O STF marcou para 16 de junho o julgamento da ação penal contra Eduardo Bolsonaro (PL), conhecido por ser filho do ex-presidente Jair Bolsonaro. A acusação envolve suposta coação no curso do processo durante a apuração da trama golpista, que resultou na condenação do ex-chefe de Estado. O veredito pode levar à absolvição ou à condenação, com pena máxima prevista de quatro anos de prisão, além de possíveis agravantes.
Segundo a Procuradoria-Geral da República, Eduardo Bolsonaro teria buscado apoio de autoridades dos Estados Unidos para pressionar ministros e adotar medidas que favorecessem o Brasil no contexto da investigação. A denúncia aponta a atuação do réu na tentativa de influenciar o andamento do caso ligado à tentativa de golpe de Estado.
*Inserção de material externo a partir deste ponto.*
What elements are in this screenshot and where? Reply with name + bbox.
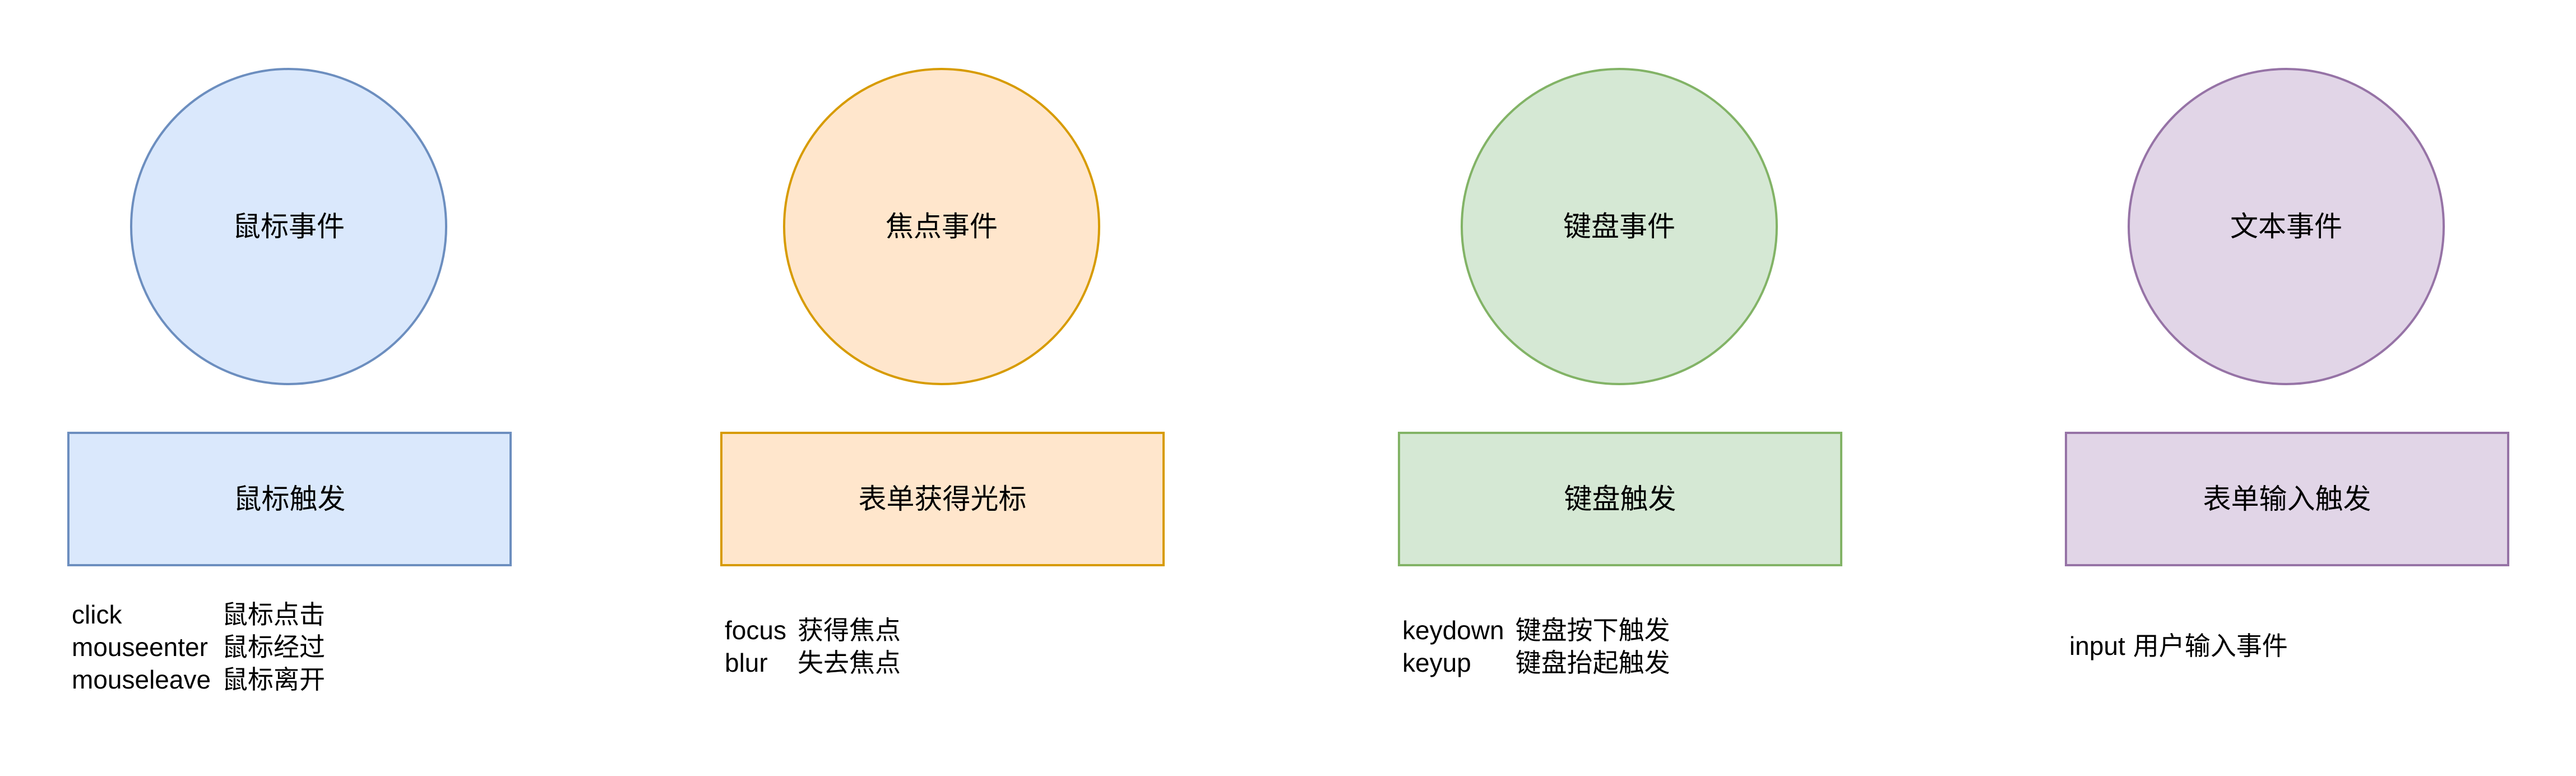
event-list: keydown 键盘按下触发 keyup 键盘抬起触发 bbox=[1402, 615, 1670, 678]
box-label: 键盘触发 bbox=[1564, 483, 1676, 515]
circle-keyboard-events: 键盘事件 bbox=[1461, 68, 1778, 385]
event-name: keyup bbox=[1402, 648, 1471, 677]
box-form-cursor: 表单获得光标 bbox=[720, 432, 1165, 566]
event-name: focus bbox=[725, 616, 786, 645]
event-name: mouseleave bbox=[72, 665, 211, 694]
event-list: click 鼠标点击 mouseenter 鼠标经过 mouseleave 鼠标… bbox=[72, 599, 325, 695]
group-text-events: 文本事件 表单输入触发 input 用户输入事件 bbox=[2065, 0, 2513, 776]
event-list: input 用户输入事件 bbox=[2069, 630, 2288, 662]
event-desc: 鼠标经过 bbox=[222, 632, 326, 662]
box-keyboard-trigger: 键盘触发 bbox=[1398, 432, 1842, 566]
circle-mouse-events: 鼠标事件 bbox=[130, 68, 447, 385]
group-focus-events: 焦点事件 表单获得光标 focus 获得焦点 blur 失去焦点 bbox=[720, 0, 1169, 776]
box-label: 表单输入触发 bbox=[2203, 483, 2371, 515]
box-label: 表单获得光标 bbox=[858, 483, 1027, 515]
event-name: input bbox=[2069, 631, 2125, 660]
group-keyboard-events: 键盘事件 键盘触发 keydown 键盘按下触发 keyup 键盘抬起触发 bbox=[1398, 0, 1846, 776]
event-desc: 用户输入事件 bbox=[2133, 631, 2288, 660]
box-label: 鼠标触发 bbox=[233, 483, 346, 515]
event-name: mouseenter bbox=[72, 632, 208, 662]
circle-label: 焦点事件 bbox=[886, 211, 998, 242]
box-form-input-trigger: 表单输入触发 bbox=[2065, 432, 2509, 566]
event-list: focus 获得焦点 blur 失去焦点 bbox=[725, 615, 901, 678]
group-mouse-events: 鼠标事件 鼠标触发 click 鼠标点击 mouseenter 鼠标经过 mou… bbox=[67, 0, 516, 776]
circle-label: 键盘事件 bbox=[1563, 211, 1675, 242]
event-desc: 键盘抬起触发 bbox=[1515, 648, 1670, 677]
circle-focus-events: 焦点事件 bbox=[783, 68, 1100, 385]
event-desc: 键盘按下触发 bbox=[1515, 616, 1670, 645]
circle-label: 文本事件 bbox=[2230, 211, 2342, 242]
box-mouse-trigger: 鼠标触发 bbox=[67, 432, 512, 566]
event-name: click bbox=[72, 600, 122, 629]
event-desc: 鼠标离开 bbox=[222, 665, 326, 694]
event-desc: 鼠标点击 bbox=[222, 600, 326, 629]
diagram-canvas: 鼠标事件 鼠标触发 click 鼠标点击 mouseenter 鼠标经过 mou… bbox=[0, 0, 2576, 776]
event-name: blur bbox=[725, 648, 768, 677]
event-name: keydown bbox=[1402, 616, 1504, 645]
event-desc: 获得焦点 bbox=[797, 616, 901, 645]
event-desc: 失去焦点 bbox=[797, 648, 901, 677]
circle-label: 鼠标事件 bbox=[233, 211, 345, 242]
circle-text-events: 文本事件 bbox=[2128, 68, 2445, 385]
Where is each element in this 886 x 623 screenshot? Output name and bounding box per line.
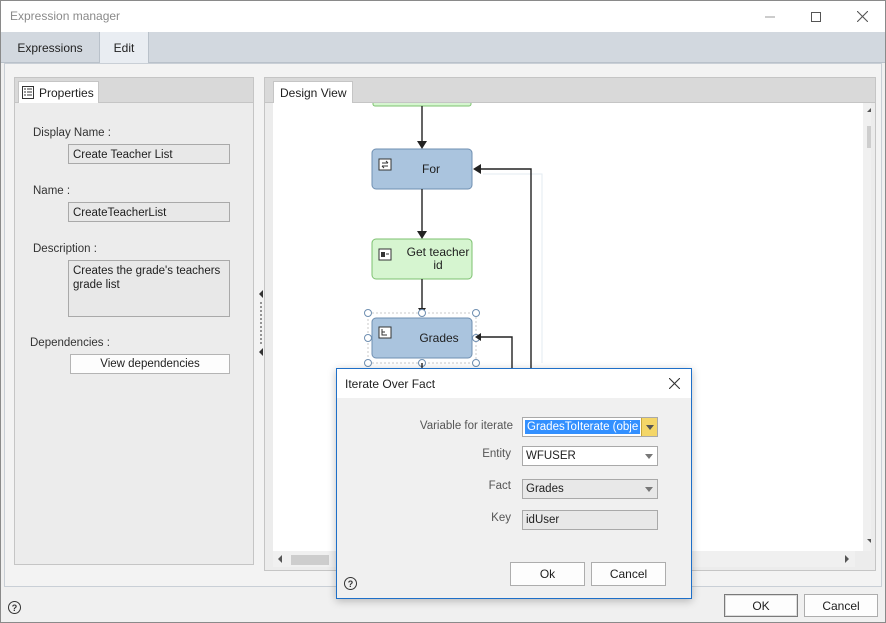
dialog-title: Iterate Over Fact <box>345 377 436 391</box>
vscroll-graphics <box>867 108 871 543</box>
action-icon <box>378 248 392 261</box>
properties-tab-label: Properties <box>39 85 94 100</box>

A Defensoria Pública da União pediu a nulidade do processo, alegando que o relator, ministro Alexandre de Moraes, seria alvo direto dos fatos investigados. A defesa sustenta que houve violação de garantias legais que comprometeriam a lisura do julgamento.
Contexto da acusação
A PGR sustenta que a participação de Eduardo Bolsonaro teria relação direta com os desdobramentos da investigação da trama golpista. O caso tramita no STF e envolve decisões de apreciação da Primeira Turma, com possibilidade de afastamento de parlamentares ou responsabilização penal conforme o andamento do processo.
Os próximos passos ocorrem com a realização do julgamento em plenário, sob a condução da corte, que avaliará as provas apresentadas, eventuais nulidades processuais e a eventual responsabilização do réu. Não há confirmação de mais deliberações além do previsto para 16 de junho.